A imprensa natalense, muitas vezes por desinformação e a falta de uma leitura mais qualificada, reinventa a história da Cidade, embaralha fatos e pessoas, cria uma “Praça Cívica”, uma “Praça das Flores”, um “Largo do Teatro”, uma “Praia do Centro” (Imagine uma praia no Grande Ponto, na Cidade Alta!), muda os nomes das ruas e avenidas tradicionais, mistura os bairros, cria “prolongamentos” de avenidas, faz paródias e coisas que tais. Plano Palumbo é uma delas.
Gostei do artigo de Eduardo Alexandre. Pena que ele não tenha citado o mestre Luis da Câmara Cascudo Em sua História da Cidade do Natal, Cascudo conta tim-tim-por-tim-tim como surgiram os bairros de Petrópolis e Tirol nos descampados da Cidade Nova. Transcreve, inclusive, uma carta do governador Alberto Maranhão, irmão de Pedro Velho, onde tudo começou, e onde tudo esta contado.
Também teria citado o livro do arquiteto e urbanista João Mauricio de Souza, Evolução Urbana de Natal em 400 anos.
Eu, se fosse Afonso Laurentino, mudaria o nome da revista.
O artigo
Palumbo? Por justiça, Plano Jeremias
No início dos 1900's, com 13 mil habitantes, Natal era cidade tão pequena que os que a visitavam gracejavam: "Natal? Não há tal!"
Vindo da esquerda da lagoa de Manoel Felipe, o riacho Tissuru ganhava águas sobradas desta e seguia rumo à cruz do Baldo, Bica, dando de beber à povoação que dormitava à direita, em claros habitada até o topo da duna, Cidade Alta, e seguia descendo, até proximidades da feira da Tatajubeira, na campina da Ribeira, adjacências do porto novo, esplanada que começava a trazer desenvolvimento para a pequena capital.
Porto, terminal ferroviário da Great Western, sede de governo na rua do Commercio, depois Chile, a Ribeira dava cartas do progresso lento que a cidade vivia.

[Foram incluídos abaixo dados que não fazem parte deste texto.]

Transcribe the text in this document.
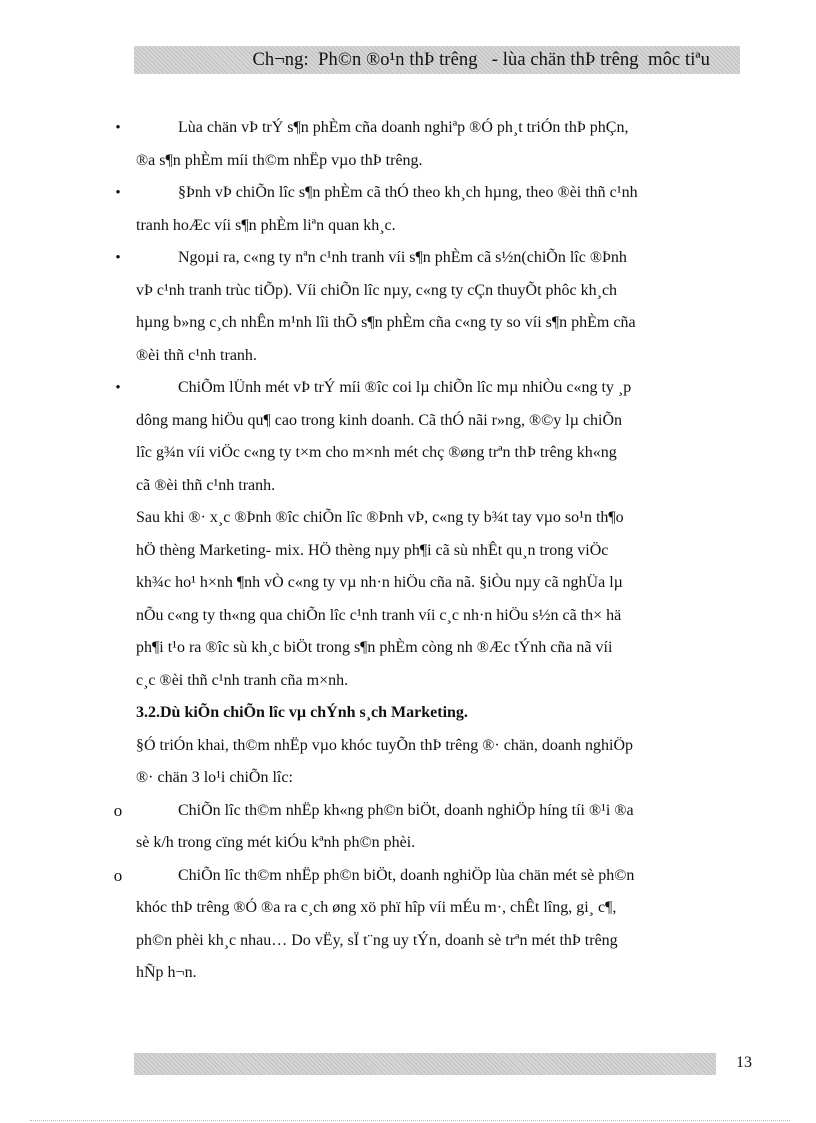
Ch¬ng:  Ph©n ®o¹n thÞ trêng   - lùa chän thÞ trêng  môc tiªu
•	Lùa chän vÞ trÝ s¶n phÈm cña doanh nghiªp ®Ó ph¸t triÓn thÞ phÇn,
®a s¶n phÈm míi th©m nhËp vµo thÞ trêng.
•	§Þnh vÞ chiÕn lîc s¶n phÈm cã thÓ theo kh¸ch hµng, theo ®èi thñ c¹nh
tranh hoÆc víi s¶n phÈm liªn quan kh¸c.
•	Ngoµi ra, c«ng ty nªn c¹nh tranh víi s¶n phÈm cã s½n(chiÕn lîc ®Þnh
vÞ c¹nh tranh trùc tiÕp). Víi chiÕn lîc nµy, c«ng ty cÇn thuyÕt phôc kh¸ch
hµng b»ng c¸ch nhÊn m¹nh lîi thÕ s¶n phÈm cña c«ng ty so víi s¶n phÈm cña
®èi thñ c¹nh tranh.
•	ChiÕm lÜnh mét vÞ trÝ míi ®îc coi lµ chiÕn lîc mµ nhiÒu c«ng ty ¸p
dông mang hiÖu qu¶ cao trong kinh doanh. Cã thÓ nãi r»ng, ®©y lµ chiÕn
lîc g¾n víi viÖc c«ng ty t×m cho m×nh mét chç ®øng trªn thÞ trêng kh«ng
cã ®èi thñ c¹nh tranh.
Sau khi ®· x¸c ®Þnh ®îc chiÕn lîc ®Þnh vÞ, c«ng ty b¾t tay vµo so¹n th¶o
hÖ thèng Marketing- mix. HÖ thèng nµy ph¶i cã sù nhÊt qu¸n trong viÖc
kh¾c ho¹ h×nh ¶nh vÒ c«ng ty vµ nh·n hiÖu cña nã. §iÒu nµy cã nghÜa lµ
nÕu c«ng ty th«ng qua chiÕn lîc c¹nh tranh víi c¸c nh·n hiÖu s½n cã th× hä
ph¶i t¹o ra ®îc sù kh¸c biÖt trong s¶n phÈm còng nh ®Æc tÝnh cña nã víi
c¸c ®èi thñ c¹nh tranh cña m×nh.
3.2.Dù kiÕn chiÕn lîc vµ chÝnh s¸ch Marketing.
§Ó triÓn khai, th©m nhËp vµo khóc tuyÕn thÞ trêng ®· chän, doanh nghiÖp
®· chän 3 lo¹i chiÕn lîc:
o	ChiÕn lîc th©m nhËp kh«ng ph©n biÖt, doanh nghiÖp híng tíi ®¹i ®a
sè k/h trong cïng mét kiÓu kªnh ph©n phèi.
o	ChiÕn lîc th©m nhËp ph©n biÖt, doanh nghiÖp lùa chän mét sè ph©n
khóc thÞ trêng ®Ó ®a ra c¸ch øng xö phï hîp víi mÉu m·, chÊt lîng, gi¸ c¶,
ph©n phèi kh¸c nhau… Do vËy, sÏ t¨ng uy tÝn, doanh sè trªn mét thÞ trêng
hÑp h¬n.
13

Quase esquecidos, estavam os tempos de grande movimentação comercial do porto de Guarapes, que quase leva para Carnaubinha, margem esquerda do Jundiaí, a honra de sediar o governo provincial nos idos 1860's, quando Fabrício Pedrosa ali inaugurou feira, construiu porto, palacete para sua residência, escola, armazéns, abrigo para escravos, comandou a economia do Rio Grande do Norte e mudou o nome de Coité para Macaíba.
Vem de Guarapes e da gente que viria de Fabrício Pedrosa, a insatisfação de Natal ser, neste início dos 1900's, tão pequena, limite leste da Cidade do Alto fincado no sítio Cucuí, à direita da Ulisses Caldas, e palacete inacabado do juiz federal, doutor Porfírio Santos, depois vendido e reformado em 1906 para sediar o Colégio Imaculada Conceição, à esquerda de quem vinha do Rosário para a tétrica e temida, mas divertida zona meretrícia do Vem-quem-quer, rua Mossoró, caminho de vivendas, sítios, quintas e granjas antes dos morros. Casebres, choupanas, morro do Estrondo a espalhar medos e lendas em trilhas a ele levadas.
Depois de ganhar porto e terminal ferroviário, a Ribeira queria aterro para ver-se livre das águas do braço de rio que avançava até beiradas das dunas que levavam ao sítio do Jacob, tapera erguida no alto do Belo Monte, visão do Atlântico descortinando-se ribas abaixo.
Era naquela área, descendo o Belo Monte e se expandindo até as proximidades da lagoa de Manoel Felipe, que o primeiro governador republicano do RN, Pedro Velho, sonhava dar à cidade o seu terceiro bairro: a Cidade Nova.
Prefeitura chamava-se Intendência. Tinha presidente. Pedro Velho era filho de Amaro Barreto, o homem que seguiu os caminhos do cemitério do Alecrim, fincou direção de estrada no Alto da Bandeira, levando-a até o entreposto de Guarapes, onde estava fixado o grande comércio.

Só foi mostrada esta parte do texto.